On 13 November 2019, an IMU postgraduate student, Nur Alia joined the British Antarctic Survey (BAS) expeditioners in London, United Kingdom, to depart for Punta Arenas, Chile, where they would board the RRS James Clark Ross to sail to Signy Island in Antarctica. The expedition was part of fieldwork for the research project titled ‘Molecular evaluation of biogeography and functional redundancy theory in Antarctic rhizosphere prokaryotic communities’. The project is funded by the Sultan Mizan Antarctic Research Foundation (YPASM) under the Smart Partnership Programme, and aims to evaluate the distribution and interaction of microbial communities in the rhizosphere. The rhizosphere is the area around the plant root (plant-root-soil interface) that has a diverse reservoir of microorganisms and is where numerous biogeochemical processes and microbial interactions take place, and which constitutes a major influence on plant growth and health. As the principal investigator and field personnel for the project, Nur Alia’s objective for the expedition was to collect rhizosphere soil samples from various locations around the island, noting the plant species and the pH, moisture and conductivity of the soil, before sending them back to Malaysia for further analysis. She tells us more here. The ship departed on 15 November 2019 to sail to its first stop, Signy Research Station in the South Orkney Islands which would be my home for the next 14 weeks. Despite being one of the smaller BAS stations, Signy Island (60°43’0″S, 45°36’0″W), formerly known as Station H, is one of the most isolated, with temperatures ranging from -10º C to 10º C and strong winds often making conditions feel much colder. For the summer 2019/2020 season there were 7 members on base, including our station leader Matt Jobson, scientists, engineers and a field guide to assist with field work on Signy.

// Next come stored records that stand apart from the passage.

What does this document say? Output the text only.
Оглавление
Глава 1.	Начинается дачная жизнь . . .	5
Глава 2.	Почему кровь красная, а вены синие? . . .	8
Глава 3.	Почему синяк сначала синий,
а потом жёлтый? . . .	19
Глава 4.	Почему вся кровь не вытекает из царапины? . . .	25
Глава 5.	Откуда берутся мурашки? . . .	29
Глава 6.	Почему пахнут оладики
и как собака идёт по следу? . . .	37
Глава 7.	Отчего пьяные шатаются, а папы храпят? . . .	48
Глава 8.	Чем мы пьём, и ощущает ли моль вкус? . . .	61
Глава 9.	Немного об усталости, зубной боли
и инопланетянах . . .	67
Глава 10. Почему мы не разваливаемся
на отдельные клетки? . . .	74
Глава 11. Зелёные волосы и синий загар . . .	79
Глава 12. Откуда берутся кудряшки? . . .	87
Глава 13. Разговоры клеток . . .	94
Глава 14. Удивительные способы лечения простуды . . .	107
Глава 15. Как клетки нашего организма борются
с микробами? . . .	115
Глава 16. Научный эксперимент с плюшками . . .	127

Over the course of the season I successfully collected soil samples from 8 sites across the island, which have been tested and shipped to the UK and subsequently to Malaysia. In between field collections and laboratory work, as a member on base I helped with kitchen and clean-up duties, as well as work on painting the station’s huts and fences. We also frequently assisted Derren, our zoological field assistant, with his work on the island’s wildlife including catching and weighing penguin chicks and counting the various Antarctic seals present on Signy.
On 28 February 2020, the RRS James Clark Ross returned to pick us up to begin the journey home. Overall I had a fantastic season on Signy, successfully completing sample collections and enjoying work and life on base. I learned many new skills as well as gained new knowledge about Antarctic wildlife and the environment.

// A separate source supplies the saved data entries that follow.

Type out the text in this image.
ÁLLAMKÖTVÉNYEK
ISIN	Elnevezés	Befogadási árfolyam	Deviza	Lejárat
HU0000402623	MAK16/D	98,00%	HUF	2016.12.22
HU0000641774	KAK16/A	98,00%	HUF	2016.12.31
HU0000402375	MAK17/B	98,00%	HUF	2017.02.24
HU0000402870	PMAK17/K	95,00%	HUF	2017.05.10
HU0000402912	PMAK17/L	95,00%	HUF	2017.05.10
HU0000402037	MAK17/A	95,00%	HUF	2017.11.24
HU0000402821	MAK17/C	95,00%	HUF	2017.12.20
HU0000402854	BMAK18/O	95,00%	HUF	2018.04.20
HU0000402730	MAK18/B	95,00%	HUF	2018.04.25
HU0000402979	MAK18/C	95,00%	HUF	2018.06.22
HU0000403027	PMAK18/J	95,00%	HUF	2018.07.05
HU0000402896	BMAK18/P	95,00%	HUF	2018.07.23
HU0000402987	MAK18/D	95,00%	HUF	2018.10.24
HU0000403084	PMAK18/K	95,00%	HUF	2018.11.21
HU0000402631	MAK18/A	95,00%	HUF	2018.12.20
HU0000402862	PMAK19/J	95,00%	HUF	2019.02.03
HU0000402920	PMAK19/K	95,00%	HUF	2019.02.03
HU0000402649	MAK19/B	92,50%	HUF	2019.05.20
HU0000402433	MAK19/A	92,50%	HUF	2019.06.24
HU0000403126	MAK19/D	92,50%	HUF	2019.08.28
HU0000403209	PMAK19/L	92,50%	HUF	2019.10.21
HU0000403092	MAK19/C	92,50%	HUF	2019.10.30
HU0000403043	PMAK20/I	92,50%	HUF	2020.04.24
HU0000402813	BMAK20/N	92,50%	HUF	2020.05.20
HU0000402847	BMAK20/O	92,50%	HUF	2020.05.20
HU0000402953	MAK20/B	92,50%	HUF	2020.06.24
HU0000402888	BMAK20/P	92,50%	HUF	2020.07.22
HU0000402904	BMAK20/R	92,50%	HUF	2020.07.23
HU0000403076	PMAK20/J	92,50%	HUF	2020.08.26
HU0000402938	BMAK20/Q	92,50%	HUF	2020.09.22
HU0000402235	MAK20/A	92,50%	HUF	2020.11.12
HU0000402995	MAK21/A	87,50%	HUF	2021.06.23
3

I am very thankful to my fellow station members, especially our station leader Matt, for their guidance and patience as I acclimatised to work on base and for all their help with my field activities. I would also like to extend my thanks to IRDI and IMU for supporting the research work. Finally, a very big thank you to YPASM for supporting and funding the expedition and the research project. *The research is funded by YPASM under the Smart Partnership Programme, and is in collaboration with Prof Pete Convey (BAS), Prof David Pearce (University of Northumbria), Dr Nicole Trefault (Universidad Mayor, Chile), Dr Chong Chun Wie (Monash University, Malaysia), Dr Mai Chun Wai (IMU), Dr Ivan Yap (Sarawak Research and Development Council) and Dr Cindy Teh (University of Malaya).